As an example, I have 185 hours in Elder Scrolls: Skyrim, and it says “ACHIEVEMENTS: You have unlocked 30/75 (40%)” The Elder Scrolls series doesn’t really feel compatible to me with the notion of achievements – you create a character, and largely play how you want to. I don’t need to see a big 40% grade (a failing grade in many other contexts) every time I enter that world; it’s irrelevant but still carries a “work harder” tone that just makes me enjoy the game a bit less.
My current Elder Scrolls V: Skyrim start screen in Steam.

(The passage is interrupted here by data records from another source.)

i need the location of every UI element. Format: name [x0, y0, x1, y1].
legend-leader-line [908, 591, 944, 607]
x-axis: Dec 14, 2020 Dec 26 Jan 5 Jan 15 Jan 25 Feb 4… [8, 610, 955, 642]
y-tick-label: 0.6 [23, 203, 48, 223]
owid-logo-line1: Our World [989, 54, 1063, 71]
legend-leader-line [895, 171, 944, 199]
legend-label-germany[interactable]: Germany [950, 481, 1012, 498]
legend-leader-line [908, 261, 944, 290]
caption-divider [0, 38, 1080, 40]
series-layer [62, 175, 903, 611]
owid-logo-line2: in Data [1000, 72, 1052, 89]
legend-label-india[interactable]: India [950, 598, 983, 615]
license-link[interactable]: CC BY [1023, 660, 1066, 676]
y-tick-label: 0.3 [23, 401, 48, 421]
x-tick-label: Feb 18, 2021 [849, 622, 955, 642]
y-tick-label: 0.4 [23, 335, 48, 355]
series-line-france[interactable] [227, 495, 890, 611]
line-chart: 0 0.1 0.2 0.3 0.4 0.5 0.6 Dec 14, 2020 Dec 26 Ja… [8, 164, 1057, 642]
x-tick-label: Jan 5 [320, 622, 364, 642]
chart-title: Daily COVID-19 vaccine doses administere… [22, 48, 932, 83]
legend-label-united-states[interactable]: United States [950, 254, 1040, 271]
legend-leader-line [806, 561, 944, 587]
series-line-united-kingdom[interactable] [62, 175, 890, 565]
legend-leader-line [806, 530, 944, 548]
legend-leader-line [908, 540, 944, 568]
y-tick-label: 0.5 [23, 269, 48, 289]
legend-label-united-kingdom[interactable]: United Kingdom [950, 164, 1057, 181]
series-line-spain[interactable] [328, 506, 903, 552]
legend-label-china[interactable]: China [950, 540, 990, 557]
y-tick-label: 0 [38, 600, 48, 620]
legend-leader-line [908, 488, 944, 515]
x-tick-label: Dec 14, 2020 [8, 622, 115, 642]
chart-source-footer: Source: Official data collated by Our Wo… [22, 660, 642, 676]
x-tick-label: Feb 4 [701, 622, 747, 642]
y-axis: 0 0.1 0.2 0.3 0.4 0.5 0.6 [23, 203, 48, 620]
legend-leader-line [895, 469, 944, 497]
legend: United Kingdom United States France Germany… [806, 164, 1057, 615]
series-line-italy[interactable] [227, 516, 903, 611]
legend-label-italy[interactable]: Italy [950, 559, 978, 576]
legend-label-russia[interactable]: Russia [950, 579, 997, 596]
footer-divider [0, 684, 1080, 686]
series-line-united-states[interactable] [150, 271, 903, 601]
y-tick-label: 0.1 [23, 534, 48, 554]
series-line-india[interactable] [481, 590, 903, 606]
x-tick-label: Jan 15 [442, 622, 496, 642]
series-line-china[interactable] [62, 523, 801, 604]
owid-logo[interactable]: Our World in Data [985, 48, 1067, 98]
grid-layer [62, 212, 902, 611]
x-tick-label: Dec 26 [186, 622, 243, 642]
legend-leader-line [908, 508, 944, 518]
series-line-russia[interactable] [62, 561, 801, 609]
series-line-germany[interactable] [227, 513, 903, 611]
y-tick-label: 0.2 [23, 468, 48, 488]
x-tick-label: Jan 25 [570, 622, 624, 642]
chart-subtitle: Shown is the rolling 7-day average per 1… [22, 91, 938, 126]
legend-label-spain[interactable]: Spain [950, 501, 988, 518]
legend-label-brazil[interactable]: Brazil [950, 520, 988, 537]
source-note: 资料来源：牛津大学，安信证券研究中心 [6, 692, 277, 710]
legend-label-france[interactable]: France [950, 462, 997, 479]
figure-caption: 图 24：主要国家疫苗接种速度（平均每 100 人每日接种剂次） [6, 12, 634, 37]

A further example lies in Just Cause 2, which I have enjoyed mostly because for its helicopters. In the context of the game itself, killing is a necessary evil – the player character, Scorpio, is a CIA operative sent to promote US interests in an South Pacific island nation run by a cruel dictator that recently came to power through a coup. The national militia has orders to find and stop Scorpio, so he gets shot at a lot, and does have to return fire. Scorpio is presented as somewhat conflicted about this, though he is willing to do what it takes to “free” the nation. His superiors inform him that collateral civilian damage and casualties are regrettable but not prohibited. If Scorpio injures a civilian, he utters an apology (usually from a distance that they wouldn’t hear – if they survived, but it shows the character’s mind set). As the player, you can decide some for yourself whether Scorpio actually cares at all, but at least his cause is implied to be just (or, alternatively, he’s doing what he’s just ’cause…). For me personally, I’ve played the game mostly for the helicopters, as JC2 (somewhat bizarrely) has the most fun and engaging helicopter semi-simulation I’ve played so far (it’s not very realistic, but the controls are easy to understand and feel good, and the scenery supplied by their excellent terrain modeling is quite cool, which makes it fun to fly over. The disposable and easily replaced nature of the helicopters reduces stress, yet they still feel at least a little valuable. Yes, this parenthetical is going a bit long). However, every time I start the game:
My current Just Cause 2 start-up screen in Steam.
Among the Steam “achievements” I have remaining to be attained are:
- Unarmed and Dangerous: Kill 50 enemies with melee attacks
- Piñata Party: Kill 5 enemies with melee attacks while they’re suspended with the grappling hook.
- Wrecking Ball: Kill 5 enemies by smashing them with an object tethered to your vehicle with the grappling hook.
These goals are purely sociopathic, and don’t fit with my understanding or enjoyment of the game at all, but they are what the game shows me at start up, even with a progress bar telling me that I haven’t gotten around to having Scorpio committing these virtual atrocities and so my play experience is as yet incomplete (84%), while the game proper disagrees (a bug keeps this from ever saying 100%):
My current Just Cause 2 start screen.
The Steam “achievements” completely unnecessarily temper my enthusiasm for what otherwise was generally a good play experience. Furthermore, I have a firm belief that there is massive potential for interactive simulation to promote (at least) individual well-being and development – intellectual, emotional, and physical – and this stuff is basically the opposite. If there have to be achievements, I would like more like “Bridge Limbo: Fly an airplane under 30 unique bridges in Panau.”
Not an airplane, so I don’t think this was lining up for Bridge Limbo…
Another sunrise seen from the Rowlinson.